The Making of a Comedienne
After laughing herself silly in her teen years watching Comedy Central hits “Strangers with Candy” and “Upright Citizens Brigade,” Pappalardo decided improv was her future. “The minute I got my driver’s license, I signed up for classes in Boston,” she recalls. The 45-minute drive from her home in Bedford, N.H., wasn’t technically sanctioned by her parents, but Pappalardo got away with it until she blew a tire in Cambridge, Mass. “My field hockey team thought it was hilarious that I was grounded for taking an improv class,” she says.
Pappalardo, a double major in English and communication at DePaul, took on a “third major” in improv. When she wasn’t doing official coursework, Pappalardo could be found performing at renowned Chicago comedy studios The iO Theater and The Annoyance Theatre & Bar, as well as serving as a musical intern at The Second City. She also acted in plays for children and co-wrote a queer-themed serial play for a theatre in the Andersonville neighborhood.
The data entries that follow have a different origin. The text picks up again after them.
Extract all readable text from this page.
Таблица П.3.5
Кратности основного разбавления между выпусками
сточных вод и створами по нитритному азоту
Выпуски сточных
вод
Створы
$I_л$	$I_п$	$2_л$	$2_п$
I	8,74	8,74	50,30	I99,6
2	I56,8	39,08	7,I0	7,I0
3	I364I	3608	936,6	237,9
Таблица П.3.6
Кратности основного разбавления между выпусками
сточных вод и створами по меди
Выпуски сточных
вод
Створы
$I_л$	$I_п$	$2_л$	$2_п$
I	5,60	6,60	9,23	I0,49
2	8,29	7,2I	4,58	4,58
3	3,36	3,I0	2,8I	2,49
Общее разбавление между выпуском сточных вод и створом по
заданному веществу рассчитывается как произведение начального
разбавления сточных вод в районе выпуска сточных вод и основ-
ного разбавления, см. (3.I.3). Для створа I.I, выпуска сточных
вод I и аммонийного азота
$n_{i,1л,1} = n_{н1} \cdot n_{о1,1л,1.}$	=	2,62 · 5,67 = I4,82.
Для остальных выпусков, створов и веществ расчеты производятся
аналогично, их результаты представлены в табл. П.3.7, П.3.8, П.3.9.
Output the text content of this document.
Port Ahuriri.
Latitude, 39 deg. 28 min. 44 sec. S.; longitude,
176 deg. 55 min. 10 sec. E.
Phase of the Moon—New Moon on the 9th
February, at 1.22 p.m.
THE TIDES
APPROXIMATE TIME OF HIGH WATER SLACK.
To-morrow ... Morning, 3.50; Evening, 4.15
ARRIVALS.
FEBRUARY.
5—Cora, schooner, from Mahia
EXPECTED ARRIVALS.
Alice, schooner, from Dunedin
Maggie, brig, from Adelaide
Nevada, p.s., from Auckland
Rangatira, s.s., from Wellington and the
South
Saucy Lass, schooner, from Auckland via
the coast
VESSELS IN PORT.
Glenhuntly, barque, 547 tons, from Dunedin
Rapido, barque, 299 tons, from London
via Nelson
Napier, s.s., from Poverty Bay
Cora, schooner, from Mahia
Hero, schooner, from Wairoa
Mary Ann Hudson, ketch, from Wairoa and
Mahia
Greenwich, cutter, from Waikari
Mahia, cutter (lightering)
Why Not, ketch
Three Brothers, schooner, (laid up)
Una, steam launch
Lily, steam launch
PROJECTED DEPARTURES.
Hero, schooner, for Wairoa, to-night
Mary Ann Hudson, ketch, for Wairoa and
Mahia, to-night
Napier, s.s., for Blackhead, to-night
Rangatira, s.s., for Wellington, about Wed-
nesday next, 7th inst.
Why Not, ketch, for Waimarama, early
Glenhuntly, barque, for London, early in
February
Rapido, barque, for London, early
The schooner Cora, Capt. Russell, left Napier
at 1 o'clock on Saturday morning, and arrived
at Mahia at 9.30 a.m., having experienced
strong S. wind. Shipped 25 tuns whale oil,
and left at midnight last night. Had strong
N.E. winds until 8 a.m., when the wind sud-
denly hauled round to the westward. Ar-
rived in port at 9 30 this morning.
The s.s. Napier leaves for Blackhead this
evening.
On campus, Pappalardo founded DePaul’s first improv group—“along with the Honors Program, that was my crew”—and, since she was performing most evenings, woke up many mornings at 5 a.m. to write papers. She stayed at DePaul for a master’s in English and then headed to New York City to become a playwright. “But really I was just happy to get an underpaid copywriting job at an internet company,” Pappalardo remembers.
She was also writing plays and doing freelance blogging for extra income, plus taking improv classes at Magnet Theater for fun. “I got to know the comedy community, which was invaluable,” she says. Indeed, it was while writing and performing in a sketch group at Magnet that Pappalardo got to know Reductress co-founder and co-editor Newell, and the rest, as they say, is history.